Michael Quinlan, an emeritus professor of industrial relations at UNSW Business School, is part of a global research team that has received an Australian Research Council Linkage grant to research the extent and character of convict activism in Australia’s colonial past, and the way in which this has shaped our modern democracy.
“This trans-national digital history project aims to demonstrate the importance of collective convict protest to the early development of democracy in colonial Australia,” Quinlan says.
The project will draw on large digital databases that record individual Tasmanian convicts and as well as Quinlan’s own database on worker mobilisation in Australia, which records many instances of collective action by convicts prior to the Eureka Stockade.
Quinlan’s work will build on his recent book, The Origins of Worker Mobilisation, and he says “we can process this data much more efficiently, discovering some new trends. It's quite clear that many of these convicts were sent out from the UK after having been involved in industrial and political dissent. Once in Australia they began agitating for representation and worker's rights far earlier than had previously been believed.”

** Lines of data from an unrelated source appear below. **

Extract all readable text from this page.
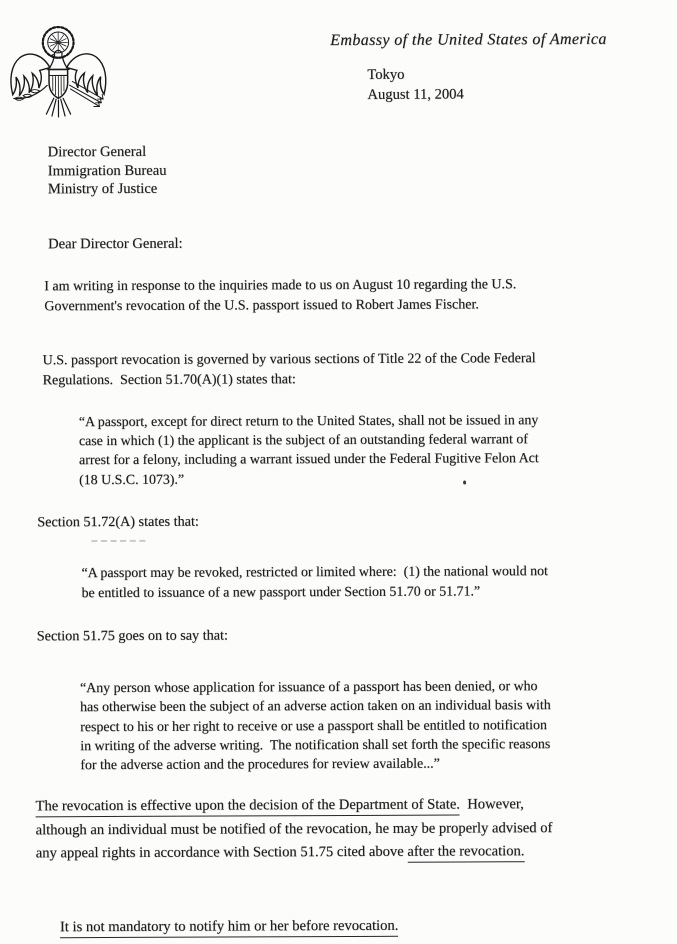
Embassy of the United States of America
Tokyo
August 11, 2004
Director General
Immigration Bureau
Ministry of Justice
Dear Director General:
I am writing in response to the inquiries made to us on August 10 regarding the U.S.
Government's revocation of the U.S. passport issued to Robert James Fischer.
U.S. passport revocation is governed by various sections of Title 22 of the Code Federal
Regulations.  Section 51.70(A)(1) states that:
“A passport, except for direct return to the United States, shall not be issued in any
case in which (1) the applicant is the subject of an outstanding federal warrant of
arrest for a felony, including a warrant issued under the Federal Fugitive Felon Act
(18 U.S.C. 1073).”
Section 51.72(A) states that:
“A passport may be revoked, restricted or limited where:  (1) the national would not
be entitled to issuance of a new passport under Section 51.70 or 51.71.”
Section 51.75 goes on to say that:
“Any person whose application for issuance of a passport has been denied, or who
has otherwise been the subject of an adverse action taken on an individual basis with
respect to his or her right to receive or use a passport shall be entitled to notification
in writing of the adverse writing.  The notification shall set forth the specific reasons
for the adverse action and the procedures for review available...”
The revocation is effective upon the decision of the Department of State.  However,
although an individual must be notified of the revocation, he may be properly advised of
any appeal rights in accordance with Section 51.75 cited above after the revocation.

It is not mandatory to notify him or her before revocation.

They brought ideas of worker rights and citizenship that they then sought to implement in the colonies.
The collaboration between academics and public institutions holding collections of records will help to generate new knowledge about Australian convict history, and to document for the first time the extent and character of convict activism 1788-1850. He says the project hopes to offer fresh perspectives on the role of ‘political’ transportees in the mobilisation of the wider convict and free population for reform.
Quinlan says the outcomes of the project would extend well beyond published research to include public exhibitions, and using new digital formats and video, so the wider community could engage with its results.
“The involvement of Hobart-based production company Roar Films as a partner is particularly important in this regard.”